I wonder how seriously both having a BCP and most importantly keeping it up to date are taken? It’s no use turning to it in times of crisis only to find that it was last updated some years ago and no one can remember when the last run through of it took place. Oh that was when Mary was in charge but she left 3 years ago. I think you get my drift here.

And don’t get me wrong, I’m not trying to suggest that the Co-Op’s BCP’s (or for that matter M&S) weren’t up to scratch, they could well have been and hopefully were, but the longer a business can’t fully function following a crisis the less robust the continuity planning. Well that was my way of looking at the process.

Friday, 2 May 2025

 

44 years on the last Merseyside County Council 

election still causes the odd rumble/grumble


Social media outlets can often be strange places where people just say what they’re thinking, sometimes without any filter or indeed knowledge of what on earth they are talking/upset about. This is particularly a thing with social media community groups I find.

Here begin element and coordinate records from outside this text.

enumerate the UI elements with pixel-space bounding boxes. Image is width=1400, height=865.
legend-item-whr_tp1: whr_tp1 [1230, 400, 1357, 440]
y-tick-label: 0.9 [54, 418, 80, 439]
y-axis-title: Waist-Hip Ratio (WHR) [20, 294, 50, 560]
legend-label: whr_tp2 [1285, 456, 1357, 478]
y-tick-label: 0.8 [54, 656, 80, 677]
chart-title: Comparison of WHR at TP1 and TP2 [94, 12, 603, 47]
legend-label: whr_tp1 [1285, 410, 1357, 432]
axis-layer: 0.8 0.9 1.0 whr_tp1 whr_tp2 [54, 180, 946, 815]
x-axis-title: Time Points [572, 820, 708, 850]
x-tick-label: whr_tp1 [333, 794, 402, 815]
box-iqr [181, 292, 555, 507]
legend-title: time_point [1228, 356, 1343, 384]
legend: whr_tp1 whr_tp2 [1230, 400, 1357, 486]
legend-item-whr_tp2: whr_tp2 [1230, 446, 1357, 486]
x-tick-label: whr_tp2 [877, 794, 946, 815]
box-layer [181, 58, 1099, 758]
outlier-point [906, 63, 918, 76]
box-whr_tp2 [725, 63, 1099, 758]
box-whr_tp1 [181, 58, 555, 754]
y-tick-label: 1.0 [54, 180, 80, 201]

In the lead up to this May’s local elections I saw postings raising concerns and offering some odd all but conspiracy-type theories regarding why there were no local elections in Sefton Borough/on Merseyside this year.

In fact we’ve not had local elections one in every 4 years on Merseyside since our County Council was abolished back in the Thatcher era. The last County election* was as long ago as May 1981. That’s some 44 years!

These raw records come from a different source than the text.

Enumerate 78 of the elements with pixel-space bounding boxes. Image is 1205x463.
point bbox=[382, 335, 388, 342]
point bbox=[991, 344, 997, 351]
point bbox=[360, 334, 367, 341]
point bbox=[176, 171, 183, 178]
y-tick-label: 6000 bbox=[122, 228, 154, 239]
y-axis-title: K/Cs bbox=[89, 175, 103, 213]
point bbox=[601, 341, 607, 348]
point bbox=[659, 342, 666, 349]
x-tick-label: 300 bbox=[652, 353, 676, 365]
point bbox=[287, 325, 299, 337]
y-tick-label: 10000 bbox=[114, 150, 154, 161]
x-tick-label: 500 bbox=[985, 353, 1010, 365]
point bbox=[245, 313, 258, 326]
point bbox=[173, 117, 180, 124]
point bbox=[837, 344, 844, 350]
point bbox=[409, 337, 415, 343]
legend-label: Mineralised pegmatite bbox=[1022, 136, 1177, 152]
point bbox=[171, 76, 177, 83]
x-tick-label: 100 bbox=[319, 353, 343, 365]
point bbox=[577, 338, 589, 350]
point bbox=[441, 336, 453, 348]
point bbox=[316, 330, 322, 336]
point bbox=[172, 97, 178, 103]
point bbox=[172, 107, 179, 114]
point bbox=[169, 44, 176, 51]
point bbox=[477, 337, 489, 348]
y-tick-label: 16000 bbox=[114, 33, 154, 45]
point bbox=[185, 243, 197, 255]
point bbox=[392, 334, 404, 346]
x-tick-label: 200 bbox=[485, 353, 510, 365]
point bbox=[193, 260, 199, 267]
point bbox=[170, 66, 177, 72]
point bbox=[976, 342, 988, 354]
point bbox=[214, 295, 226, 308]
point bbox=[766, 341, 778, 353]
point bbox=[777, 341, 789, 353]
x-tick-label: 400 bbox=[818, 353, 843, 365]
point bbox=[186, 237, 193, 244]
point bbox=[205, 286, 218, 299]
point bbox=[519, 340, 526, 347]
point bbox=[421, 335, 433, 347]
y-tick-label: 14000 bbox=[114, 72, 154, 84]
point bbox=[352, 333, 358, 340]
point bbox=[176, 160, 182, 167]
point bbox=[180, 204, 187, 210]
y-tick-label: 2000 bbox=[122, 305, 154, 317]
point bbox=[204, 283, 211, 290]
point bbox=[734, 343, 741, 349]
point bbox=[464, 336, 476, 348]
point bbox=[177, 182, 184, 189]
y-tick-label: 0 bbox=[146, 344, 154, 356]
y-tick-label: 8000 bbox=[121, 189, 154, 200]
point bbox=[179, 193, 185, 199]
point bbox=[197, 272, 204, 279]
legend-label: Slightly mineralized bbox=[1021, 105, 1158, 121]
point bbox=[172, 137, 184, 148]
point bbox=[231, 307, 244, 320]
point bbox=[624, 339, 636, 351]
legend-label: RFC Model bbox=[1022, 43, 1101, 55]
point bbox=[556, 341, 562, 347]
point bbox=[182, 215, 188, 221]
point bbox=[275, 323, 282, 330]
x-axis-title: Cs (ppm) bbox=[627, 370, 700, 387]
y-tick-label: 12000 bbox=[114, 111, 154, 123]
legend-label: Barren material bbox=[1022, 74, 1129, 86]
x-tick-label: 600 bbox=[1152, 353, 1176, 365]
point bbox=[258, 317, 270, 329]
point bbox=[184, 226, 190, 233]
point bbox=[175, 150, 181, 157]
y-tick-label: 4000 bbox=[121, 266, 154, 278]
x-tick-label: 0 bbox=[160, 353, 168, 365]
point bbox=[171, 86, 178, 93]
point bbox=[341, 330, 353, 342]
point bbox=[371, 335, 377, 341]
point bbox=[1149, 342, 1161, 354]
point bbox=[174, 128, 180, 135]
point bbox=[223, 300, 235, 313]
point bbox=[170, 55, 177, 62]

Here’s a link to a Wikipedia page which tells the story of the rise, fall and short 12 year life of Merseyside County Council - created 1974, abolished 1986:-

https://en.wikipedia.org/wiki/Merseyside_County_Council

OK, I was involved in local politics on Merseyside for 40 years so like any other politician, of all political colours, I know why the Boroughs of Merseyside** have 3 consecutive years of local elections and then one with none and that this electoral cycle has been embedded for a very, very long time now. On that basis why have a few voters cried foul in May 2025, asked why they’ve not had polling cards, even pondered on who may have put the brake on their local elections? Do they have such thoughts every 4 Merseyside years I wonder?

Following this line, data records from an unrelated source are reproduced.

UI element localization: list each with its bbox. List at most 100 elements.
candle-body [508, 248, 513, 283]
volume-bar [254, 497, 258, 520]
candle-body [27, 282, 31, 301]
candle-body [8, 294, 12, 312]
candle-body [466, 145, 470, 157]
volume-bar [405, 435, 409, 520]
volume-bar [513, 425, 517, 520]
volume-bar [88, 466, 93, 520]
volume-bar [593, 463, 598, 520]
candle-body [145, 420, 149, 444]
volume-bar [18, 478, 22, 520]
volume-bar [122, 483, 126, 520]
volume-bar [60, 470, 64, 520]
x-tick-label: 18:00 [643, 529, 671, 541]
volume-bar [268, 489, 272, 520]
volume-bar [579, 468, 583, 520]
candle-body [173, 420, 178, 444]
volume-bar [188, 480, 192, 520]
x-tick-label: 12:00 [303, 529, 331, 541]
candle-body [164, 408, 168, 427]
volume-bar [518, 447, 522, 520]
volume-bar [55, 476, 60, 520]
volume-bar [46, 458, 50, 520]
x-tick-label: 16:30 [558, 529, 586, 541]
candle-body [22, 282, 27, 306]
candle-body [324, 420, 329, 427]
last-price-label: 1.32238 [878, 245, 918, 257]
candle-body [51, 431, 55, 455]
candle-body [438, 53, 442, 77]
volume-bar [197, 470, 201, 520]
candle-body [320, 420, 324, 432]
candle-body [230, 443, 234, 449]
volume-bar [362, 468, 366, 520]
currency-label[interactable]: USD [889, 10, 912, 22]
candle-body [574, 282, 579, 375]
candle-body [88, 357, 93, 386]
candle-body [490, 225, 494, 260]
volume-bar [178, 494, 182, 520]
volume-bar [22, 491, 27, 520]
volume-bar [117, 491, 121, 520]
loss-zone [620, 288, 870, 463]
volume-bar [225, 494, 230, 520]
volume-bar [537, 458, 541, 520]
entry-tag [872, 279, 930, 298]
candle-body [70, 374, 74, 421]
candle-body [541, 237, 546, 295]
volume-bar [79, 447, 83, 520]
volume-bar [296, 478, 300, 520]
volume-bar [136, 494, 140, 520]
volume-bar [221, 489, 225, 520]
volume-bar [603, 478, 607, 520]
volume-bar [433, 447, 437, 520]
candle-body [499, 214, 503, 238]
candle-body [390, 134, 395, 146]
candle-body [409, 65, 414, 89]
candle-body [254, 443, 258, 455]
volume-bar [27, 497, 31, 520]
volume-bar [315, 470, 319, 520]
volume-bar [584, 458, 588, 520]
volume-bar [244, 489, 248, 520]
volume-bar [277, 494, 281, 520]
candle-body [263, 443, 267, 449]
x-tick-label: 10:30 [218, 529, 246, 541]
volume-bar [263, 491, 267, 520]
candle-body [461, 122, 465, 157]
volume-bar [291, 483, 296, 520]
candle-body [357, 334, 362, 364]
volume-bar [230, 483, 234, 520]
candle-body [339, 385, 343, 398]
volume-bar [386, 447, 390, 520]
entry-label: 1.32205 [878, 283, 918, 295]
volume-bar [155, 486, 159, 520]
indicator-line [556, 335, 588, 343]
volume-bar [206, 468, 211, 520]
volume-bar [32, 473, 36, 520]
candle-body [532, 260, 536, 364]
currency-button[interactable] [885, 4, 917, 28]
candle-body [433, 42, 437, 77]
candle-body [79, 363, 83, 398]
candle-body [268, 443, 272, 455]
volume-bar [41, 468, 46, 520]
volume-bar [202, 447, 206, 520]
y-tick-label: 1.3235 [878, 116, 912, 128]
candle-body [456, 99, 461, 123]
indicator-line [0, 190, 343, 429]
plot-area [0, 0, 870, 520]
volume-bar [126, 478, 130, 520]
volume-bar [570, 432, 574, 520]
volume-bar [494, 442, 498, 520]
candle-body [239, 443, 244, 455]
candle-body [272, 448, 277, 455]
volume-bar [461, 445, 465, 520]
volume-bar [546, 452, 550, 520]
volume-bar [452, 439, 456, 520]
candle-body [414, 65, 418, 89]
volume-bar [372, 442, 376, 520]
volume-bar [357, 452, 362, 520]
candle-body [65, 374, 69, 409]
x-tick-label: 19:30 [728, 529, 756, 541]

My first ever local election campaign was actually the very last set of Merseyside County Council elections of May 1981 where my good Liberal friend Jack Parkin was the candidate in the oddly named West Lancs No.3 Ward. Odd in that the ward was not in West Lancs at all and had actually been removed from West Lancs Rural District back in 1974 when local government had been reorganised. I recall that the ward was actually referred to as Maghull South, West & Melling. That Jack came pretty close to winning from a standing start has long been a fond political memory of mine.

Electoral graphic - Wikipedia
 

But turning back from my personal nerdy election memories to the reason for 2025 being ‘fallow’, in local election terms, on Merseyside. When it was explained on social media, by me and indeed others as to why we have no elections this year I got the distinct impression that some folks still seemed to cling to something being wrong even to the point of thinking that their right to vote may have been removed from them.

When you consider that only around one third of voters, or even less, actually usually vote in local elections (and only two thirds in General Elections) that means the Apathy Party actually tops the poll at pretty much every local election, so why the cries of foul when a quite legitimate ‘fallow’ year, in terms of local elections, comes around?

As a parting aside, I recall how difficult it was in my campaigning days to get people to vote in local elections, so the irony of some folks protesting about how their ‘opportunity’ (there wasn’t one) to vote in May 2025 was ‘taken away from them’ by forces unknown is not lost on me.